By expanding the study to include more children and follow them through age five, the researchers will learn more ways to help children at risk of these conditions, Hogan said.
“This study will allow us to better understand how, when, and why anxiety and autistic features develop in young children with the FMR1 premutation,” Hogan said. “This knowledge will lead to earlier identification and diagnosis, which in turn facilitates early interventions that can help children learn and grow, and can help ensure the best possible outcomes for children and their families.”
Meanwhile, Klusek will lead a study of Fragile X-associated Tremor/Ataxia Syndrome (FXTAS) in women ages 35 to 80. FXTAS is a neurodegenerative disorder in adults resulting in cognitive decline, tremors and muscle control problems. Although FXTAS affects both males and females with the FMR1 premutation, women have been underrepresented in prior research on FXTAS. Addressing this gap, Klusek’s research will help reveal when and why FXTAS symptoms begin in women, and how clinical, genetic and environmental factors may play a role.
“For years, women have been left out of the FXTAS picture, and that’s meant a lot of uncertainty for families,” Klusek says. “Our goal is to change that by giving women with the FMR1 premutation clearer information about their health risks and how those risks may evolve over time. This will bring us closer to early and accurate diagnoses, better monitoring, and eventually better treatments for women with FXTAS.”

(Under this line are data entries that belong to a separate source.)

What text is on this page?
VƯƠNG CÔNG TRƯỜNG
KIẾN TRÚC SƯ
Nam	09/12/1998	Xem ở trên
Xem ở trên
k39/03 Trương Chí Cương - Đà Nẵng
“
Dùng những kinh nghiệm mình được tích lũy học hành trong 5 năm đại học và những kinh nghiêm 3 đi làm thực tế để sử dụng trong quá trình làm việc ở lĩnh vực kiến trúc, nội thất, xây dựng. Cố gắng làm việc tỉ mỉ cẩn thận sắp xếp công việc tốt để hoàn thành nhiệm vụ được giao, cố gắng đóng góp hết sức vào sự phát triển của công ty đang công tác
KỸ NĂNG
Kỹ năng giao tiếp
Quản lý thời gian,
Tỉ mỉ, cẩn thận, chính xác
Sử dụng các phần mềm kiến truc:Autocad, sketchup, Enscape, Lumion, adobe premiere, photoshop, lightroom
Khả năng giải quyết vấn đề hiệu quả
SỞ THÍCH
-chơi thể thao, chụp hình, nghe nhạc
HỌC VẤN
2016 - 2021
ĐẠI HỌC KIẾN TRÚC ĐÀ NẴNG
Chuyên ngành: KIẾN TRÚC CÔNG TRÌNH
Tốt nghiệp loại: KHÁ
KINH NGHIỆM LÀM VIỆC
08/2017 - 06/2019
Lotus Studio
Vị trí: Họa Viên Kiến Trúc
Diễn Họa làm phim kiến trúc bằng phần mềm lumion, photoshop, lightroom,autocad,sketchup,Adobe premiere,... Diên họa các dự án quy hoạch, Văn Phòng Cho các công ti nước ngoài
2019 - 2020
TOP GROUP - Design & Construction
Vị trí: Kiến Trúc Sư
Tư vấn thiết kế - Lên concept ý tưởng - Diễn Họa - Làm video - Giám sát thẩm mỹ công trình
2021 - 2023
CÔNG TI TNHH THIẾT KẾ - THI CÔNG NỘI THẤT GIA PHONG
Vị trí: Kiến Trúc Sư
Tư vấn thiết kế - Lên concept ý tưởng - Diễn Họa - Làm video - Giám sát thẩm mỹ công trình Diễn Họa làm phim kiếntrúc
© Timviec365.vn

The projects are supported by a $6.3 million NIH Fragile X Center of Excellence award, a highly competitive award that establishes national research hubs to transform scientific understanding and clinical care.
In addition to Roberts, Hogan and Klusek, USC faculty Jeffrey Twiss, Caitlin Hudac, Amanda Fairchild, Sarfaraz Serang (McCausland College of Arts and Sciences), Meisam Arjmandi and Xiaoming Li (Arnold School of Public Health) and Marlene Wilson (School of Medicine, Columbia) will work with the Center of Excellence. Other collaborators include scientists at Rush University, the Research Foundation for Mental Hygiene, University of Wisconsin-Madison, Medical University of South Carolina, and the Donovan Angel Foundation.